When people talk about building a methodology, the advice often sounds like this:
“You need a step-by-step framework.”
“Create a proven process.”
“Walk people through your signature system.”
It sounds helpful — until you run up against a rigid structure that doesn’t fit.
Especially if your work is deeply relational, nuanced, or tailored to each client.
You start asking:
- But what if every client is different?
- What if I don’t do the same thing every time?
- How do I create a framework that leaves space for discovery, depth, or humanity?
But methodology is not a rigid playbook.
It’s a map.
Methodology as a Map
Back in my Portland days, my friend Matt wrote a book about 100 hikes in the Pacific Northwest. But it wasn’t a turn-by-turn guide.
It was a map of the terrain: elevation gains, trail forks, false summits, entry points, weather patterns, and views worth stopping for.
I hiked a few of those trails, including a frankly terrifying two-day ascent of Mount Adams.
Some hikers camped overnight at a common waypoint. Others pushed to the summit in a single day. Most glissaded down; I had to be walked down, because I was too unsteady to manage the descent alone (a story for another time).
There were shared landmarks — Lunch Counter, the final pitch — but no two groups navigated the climb the same way.
And yet, it wasn’t random.
The map told you:
- Where you were headed
- What to expect along the way
- What to bring
- What to avoid
Your methodology works the same way.
It maps:
- The terrain your clients are moving through
- The tools and guidance you bring to the journey
- The signals and decisions that matter most to the goal
And it’s not just how you guide; it’s where you guide, and why.
You might choose to map the Pacific Northwest or the Appalachian Trail, each with very different climates. In my work, I’ve chosen to map the terrain for solo and small experts growing knowledge-based businesses, because others have mapped the terrain for business growth for larger orgs or SaaS businesses.
You might chart a course for alpine climbing (showcasing a linear ascent path) or outline the landscape for mushroom foraging (built around seasonal patterns and collection tools).

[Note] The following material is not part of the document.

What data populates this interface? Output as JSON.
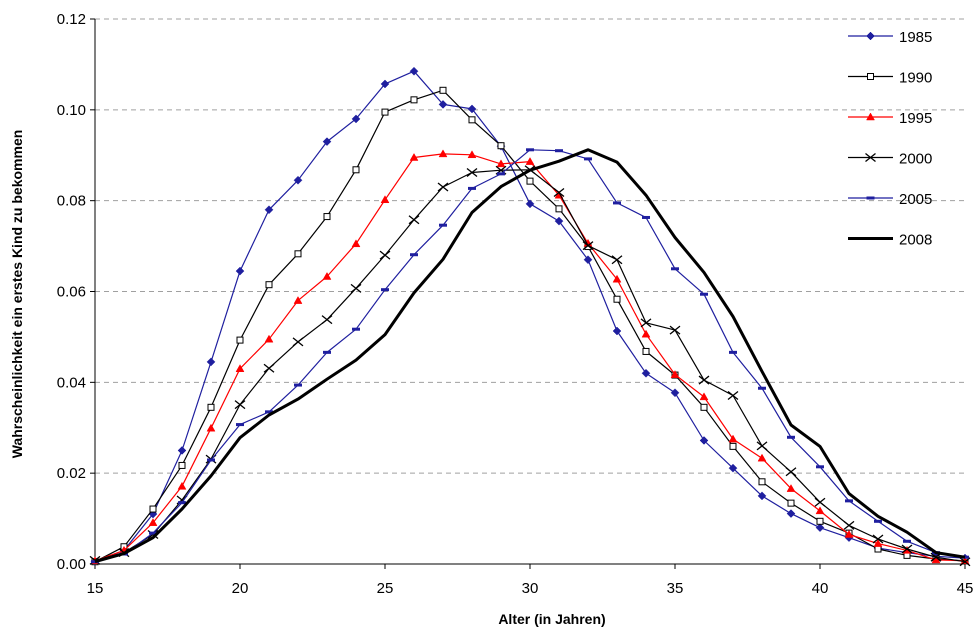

Different terrains mean different tools, risks, pace, and priorities.
Different objectives shift what you highlight, name, or skip entirely.
Same topic, different maps
Let’s say two coaches both specialize in leadership.

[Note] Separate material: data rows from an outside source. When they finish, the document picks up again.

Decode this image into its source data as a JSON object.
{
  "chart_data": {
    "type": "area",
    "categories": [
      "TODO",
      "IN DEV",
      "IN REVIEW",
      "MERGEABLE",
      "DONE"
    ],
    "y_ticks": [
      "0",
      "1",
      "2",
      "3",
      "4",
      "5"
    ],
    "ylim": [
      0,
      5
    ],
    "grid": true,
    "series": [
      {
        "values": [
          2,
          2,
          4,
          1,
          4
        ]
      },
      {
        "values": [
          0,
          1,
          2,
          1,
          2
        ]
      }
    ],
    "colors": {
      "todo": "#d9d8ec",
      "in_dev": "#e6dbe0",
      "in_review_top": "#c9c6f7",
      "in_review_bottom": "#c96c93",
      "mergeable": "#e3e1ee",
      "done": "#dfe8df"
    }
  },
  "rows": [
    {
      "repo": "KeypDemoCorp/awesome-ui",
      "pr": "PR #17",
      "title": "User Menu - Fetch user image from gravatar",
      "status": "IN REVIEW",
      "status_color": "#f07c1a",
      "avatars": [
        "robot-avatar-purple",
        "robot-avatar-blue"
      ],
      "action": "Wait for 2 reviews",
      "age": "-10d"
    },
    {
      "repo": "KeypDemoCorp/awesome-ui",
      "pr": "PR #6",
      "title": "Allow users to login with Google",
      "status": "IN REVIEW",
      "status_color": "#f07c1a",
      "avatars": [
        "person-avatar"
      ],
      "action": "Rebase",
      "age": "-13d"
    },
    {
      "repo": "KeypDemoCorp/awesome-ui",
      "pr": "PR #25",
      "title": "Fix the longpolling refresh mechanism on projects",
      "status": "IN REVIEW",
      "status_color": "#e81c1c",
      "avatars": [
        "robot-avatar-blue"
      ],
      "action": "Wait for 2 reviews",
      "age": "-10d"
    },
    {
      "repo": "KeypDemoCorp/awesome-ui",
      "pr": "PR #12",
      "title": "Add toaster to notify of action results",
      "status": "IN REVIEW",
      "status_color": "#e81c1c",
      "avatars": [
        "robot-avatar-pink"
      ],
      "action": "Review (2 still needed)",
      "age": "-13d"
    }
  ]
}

Coach A: The First-Time Manager Guide
This coach works with new managers stepping into their first leadership role. Moving off the path of individual contributor and into the unfamiliar brush.
This map includes:
- Tools: giving feedback, managing performance, learning to delegate
- Inner work: people-pleasing, navigating conflict, peer-to-leader shifts
- Waypoints: “I gave my first piece of critical feedback” or “I ran a team meeting without chaos”
Coach B: The Executive Strategist
This coach supports senior leaders managing teams of teams, often during a strategic shift.
Same topic (leadership). Very different terrain, with a very different map.
This map includes:
- Tools: org design, cross-functional leadership, leading through leaders
- Inner work: strategic discernment, energy management, legacy thinking
- Waypoints: “I reshaped the culture,” “My team drives outcomes without me in the room”
Same theme. Very different map.
And if you zoom in further, focusing your exploration on particular industries, organization sizes, or business models?
The maps can get even more detailed and nuanced, meaning that you’re able to be even more confident about the tools to use, the navigational signals, and the boundaries to the terrain you cover. Think about the level of detail you can get to by deep diving on one trail versus guiding using only a high-level overview of the Pacific Northwest.
A clear map signals to your best fit clients that you see them and what they are traveling through with specificity. It's why focusing on a specific terrain, with a distinct pattern, often leads to more effective sales than saying "I can solve anything with generalized knowledge."
A confident guide, not a “proven formula”
Many experts resist defining a methodology because they don’t want to feel boxed in.
But clients aren’t asking for a box, or even a step-by-step process (even if that’s what we’re told they want!).
They’re asking for a map — and a guide — they can trust.
They want to know:
- Have you guided people like me before?
- Do you know what I’m walking into?
- Can you see what’s coming — even if I can’t?
Having a methodology builds trust.
Not because it predicts everything or promises a single path.
But because it proves you’ve walked this terrain before.
That you can guide your clients with clear eyes and sure footing.
That you’ve learned the landscape, know the landmarks, and can lead them through the terrain with clarity and care.